Third, the Letter’s use of the ground of charity to support its disqualification of the claims of ‘transparency’ trivialises the value of transparency. It is not just the reputations of the accused priests that are at stake here but also the trustworthiness of the authorities charged with preserving the unity of their communities. Transparency and the right to know are not just dubious rights claims from hostile liberal societies. They are rather the values whose observance enables their communities to continuously assess the trustworthiness of those who govern them.
Fourth, the church’s ban is so obviously self-serving that it is laughable. The only ones to benefit from its enforcement are the accused priests. Since the dead ones are no longer in a position to enjoy its benefits, the benefits would pass rather to the institution in whose names they ministered.
Fifth, the church itself acknowledges the ban’s unenforceability when a source document for the teaching – Pope Francis’ ‘Points for Reflection’ – calls for ‘collaboration with all persons of good will and with workers in the mass media to enable recognition and discernment of true from false cases, accusations from calumnies, avoiding rancour and insinuations, hearsay and defamation’ (n. 11). Such collaboration would be unnecessary if the ban were enforceable. Indeed, there is a touch of hypocrisy in insisting on the maintenance of the ban while at the same time urging collaboration with the efforts of those media attempting to circumvent it.

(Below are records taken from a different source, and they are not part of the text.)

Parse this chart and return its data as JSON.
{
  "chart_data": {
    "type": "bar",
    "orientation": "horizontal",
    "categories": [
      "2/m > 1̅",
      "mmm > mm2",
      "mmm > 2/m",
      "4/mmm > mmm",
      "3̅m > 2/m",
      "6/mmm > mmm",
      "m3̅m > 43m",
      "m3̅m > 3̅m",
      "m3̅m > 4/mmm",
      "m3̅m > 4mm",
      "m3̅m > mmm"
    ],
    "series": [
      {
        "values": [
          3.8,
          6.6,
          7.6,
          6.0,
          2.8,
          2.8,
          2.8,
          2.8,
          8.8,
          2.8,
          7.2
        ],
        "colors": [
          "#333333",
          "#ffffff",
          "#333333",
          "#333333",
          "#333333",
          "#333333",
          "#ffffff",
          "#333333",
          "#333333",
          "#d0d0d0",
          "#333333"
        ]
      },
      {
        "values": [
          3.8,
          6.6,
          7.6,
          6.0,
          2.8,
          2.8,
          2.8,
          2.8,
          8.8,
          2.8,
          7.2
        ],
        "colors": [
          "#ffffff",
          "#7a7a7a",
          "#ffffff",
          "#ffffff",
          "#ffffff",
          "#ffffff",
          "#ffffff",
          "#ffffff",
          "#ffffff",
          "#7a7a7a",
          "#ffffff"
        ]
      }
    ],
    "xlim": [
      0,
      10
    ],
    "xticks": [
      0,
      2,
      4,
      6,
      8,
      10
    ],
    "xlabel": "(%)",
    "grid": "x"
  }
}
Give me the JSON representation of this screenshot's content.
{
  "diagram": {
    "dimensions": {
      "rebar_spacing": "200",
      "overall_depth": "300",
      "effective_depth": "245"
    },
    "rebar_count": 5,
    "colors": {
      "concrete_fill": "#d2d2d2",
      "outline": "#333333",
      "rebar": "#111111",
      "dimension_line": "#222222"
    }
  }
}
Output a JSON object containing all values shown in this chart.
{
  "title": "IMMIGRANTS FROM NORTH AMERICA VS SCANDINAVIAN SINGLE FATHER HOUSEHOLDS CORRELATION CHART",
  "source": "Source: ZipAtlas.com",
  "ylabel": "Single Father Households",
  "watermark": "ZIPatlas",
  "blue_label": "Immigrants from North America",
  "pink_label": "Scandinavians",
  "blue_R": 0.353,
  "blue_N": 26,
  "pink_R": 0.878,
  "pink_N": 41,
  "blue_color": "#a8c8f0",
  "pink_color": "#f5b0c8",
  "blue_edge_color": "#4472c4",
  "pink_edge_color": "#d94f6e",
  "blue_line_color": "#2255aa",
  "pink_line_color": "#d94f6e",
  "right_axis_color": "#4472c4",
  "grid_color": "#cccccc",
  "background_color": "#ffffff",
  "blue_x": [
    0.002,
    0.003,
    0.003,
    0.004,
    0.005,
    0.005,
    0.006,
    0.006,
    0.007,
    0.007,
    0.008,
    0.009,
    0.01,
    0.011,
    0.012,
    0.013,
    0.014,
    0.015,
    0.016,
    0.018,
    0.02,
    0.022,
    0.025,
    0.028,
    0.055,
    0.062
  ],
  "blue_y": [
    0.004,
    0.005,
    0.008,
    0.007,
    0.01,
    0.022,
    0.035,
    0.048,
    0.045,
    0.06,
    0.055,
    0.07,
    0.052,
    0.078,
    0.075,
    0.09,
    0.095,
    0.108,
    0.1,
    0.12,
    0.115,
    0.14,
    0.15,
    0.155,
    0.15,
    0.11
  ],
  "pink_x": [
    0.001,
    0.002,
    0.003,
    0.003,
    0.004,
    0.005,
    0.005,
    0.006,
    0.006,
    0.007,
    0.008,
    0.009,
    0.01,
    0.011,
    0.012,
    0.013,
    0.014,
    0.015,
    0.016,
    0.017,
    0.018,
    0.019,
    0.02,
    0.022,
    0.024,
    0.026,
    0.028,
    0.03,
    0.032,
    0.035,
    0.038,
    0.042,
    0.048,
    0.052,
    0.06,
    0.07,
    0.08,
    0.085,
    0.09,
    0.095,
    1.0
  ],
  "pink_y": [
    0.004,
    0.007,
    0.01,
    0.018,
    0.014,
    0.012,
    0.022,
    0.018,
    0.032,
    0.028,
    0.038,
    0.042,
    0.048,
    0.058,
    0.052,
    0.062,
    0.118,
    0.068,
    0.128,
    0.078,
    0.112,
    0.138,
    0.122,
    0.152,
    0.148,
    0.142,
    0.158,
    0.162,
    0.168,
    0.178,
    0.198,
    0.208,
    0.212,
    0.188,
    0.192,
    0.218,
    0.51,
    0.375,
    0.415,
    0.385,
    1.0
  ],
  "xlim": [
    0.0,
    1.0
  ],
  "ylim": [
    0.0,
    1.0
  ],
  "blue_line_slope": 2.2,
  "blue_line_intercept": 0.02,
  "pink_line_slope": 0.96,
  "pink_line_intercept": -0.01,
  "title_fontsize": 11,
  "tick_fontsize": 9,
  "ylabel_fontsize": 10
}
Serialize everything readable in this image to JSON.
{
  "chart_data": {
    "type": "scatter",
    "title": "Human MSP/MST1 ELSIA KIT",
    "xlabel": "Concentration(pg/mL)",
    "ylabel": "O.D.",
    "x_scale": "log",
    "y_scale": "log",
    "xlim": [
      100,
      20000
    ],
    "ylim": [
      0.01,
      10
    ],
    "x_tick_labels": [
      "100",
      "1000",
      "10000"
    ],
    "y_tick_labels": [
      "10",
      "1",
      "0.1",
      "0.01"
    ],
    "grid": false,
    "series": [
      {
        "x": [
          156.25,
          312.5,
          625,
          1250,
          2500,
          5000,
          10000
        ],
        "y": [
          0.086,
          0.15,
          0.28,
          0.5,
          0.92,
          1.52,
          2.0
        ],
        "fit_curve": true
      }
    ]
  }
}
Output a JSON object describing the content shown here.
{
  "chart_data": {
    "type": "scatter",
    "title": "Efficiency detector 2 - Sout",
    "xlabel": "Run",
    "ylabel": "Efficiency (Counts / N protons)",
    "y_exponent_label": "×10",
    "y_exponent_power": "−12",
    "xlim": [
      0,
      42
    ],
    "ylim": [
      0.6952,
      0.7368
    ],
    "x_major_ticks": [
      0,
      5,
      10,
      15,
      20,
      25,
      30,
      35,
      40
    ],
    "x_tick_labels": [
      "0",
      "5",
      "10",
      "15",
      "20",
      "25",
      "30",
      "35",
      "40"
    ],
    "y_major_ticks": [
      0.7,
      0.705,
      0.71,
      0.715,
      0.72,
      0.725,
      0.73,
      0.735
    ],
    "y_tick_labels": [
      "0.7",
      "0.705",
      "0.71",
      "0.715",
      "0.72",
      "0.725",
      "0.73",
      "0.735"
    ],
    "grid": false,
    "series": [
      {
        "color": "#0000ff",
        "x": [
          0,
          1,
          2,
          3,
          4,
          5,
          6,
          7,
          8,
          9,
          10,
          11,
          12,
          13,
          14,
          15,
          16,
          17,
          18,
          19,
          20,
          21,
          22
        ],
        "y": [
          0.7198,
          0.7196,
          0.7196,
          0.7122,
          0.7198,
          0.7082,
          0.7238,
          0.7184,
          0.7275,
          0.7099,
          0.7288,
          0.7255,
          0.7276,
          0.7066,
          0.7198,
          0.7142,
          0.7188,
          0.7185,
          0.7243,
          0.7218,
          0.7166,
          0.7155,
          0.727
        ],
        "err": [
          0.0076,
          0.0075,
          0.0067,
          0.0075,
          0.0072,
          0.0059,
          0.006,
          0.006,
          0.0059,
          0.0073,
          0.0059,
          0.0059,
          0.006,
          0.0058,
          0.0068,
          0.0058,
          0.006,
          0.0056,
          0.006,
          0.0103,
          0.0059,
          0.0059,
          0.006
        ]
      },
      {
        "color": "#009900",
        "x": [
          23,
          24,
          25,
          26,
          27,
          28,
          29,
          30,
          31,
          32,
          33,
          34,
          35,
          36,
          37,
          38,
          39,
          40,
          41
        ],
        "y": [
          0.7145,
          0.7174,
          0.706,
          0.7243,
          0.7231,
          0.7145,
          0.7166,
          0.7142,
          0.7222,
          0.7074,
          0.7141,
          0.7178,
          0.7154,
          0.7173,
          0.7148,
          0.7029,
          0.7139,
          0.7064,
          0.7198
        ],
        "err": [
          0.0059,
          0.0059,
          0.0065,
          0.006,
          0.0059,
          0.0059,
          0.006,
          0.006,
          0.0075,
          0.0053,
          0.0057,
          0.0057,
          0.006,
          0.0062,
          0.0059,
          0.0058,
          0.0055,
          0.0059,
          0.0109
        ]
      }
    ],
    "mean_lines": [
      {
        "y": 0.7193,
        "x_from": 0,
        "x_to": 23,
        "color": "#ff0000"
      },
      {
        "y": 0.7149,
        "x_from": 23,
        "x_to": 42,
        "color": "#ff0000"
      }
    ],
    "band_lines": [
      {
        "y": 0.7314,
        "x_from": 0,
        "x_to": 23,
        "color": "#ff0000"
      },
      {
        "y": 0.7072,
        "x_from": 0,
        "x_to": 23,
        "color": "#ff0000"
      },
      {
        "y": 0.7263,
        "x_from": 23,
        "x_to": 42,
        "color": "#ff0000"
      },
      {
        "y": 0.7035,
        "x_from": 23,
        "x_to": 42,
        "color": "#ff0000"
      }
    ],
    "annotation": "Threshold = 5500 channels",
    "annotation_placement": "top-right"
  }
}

The inescapable conclusion of this assessment of the current teaching of the church on the legitimacy of publishing the identity, accusations and supporting evidence against priests/religious accused of child sexual abuse is that it is at best outdated, at present self-serving, and at odds with any tenable understanding of both the meaning of Christian charity according to the New Testament, and of the ethical implications of that meaning for the Christian community.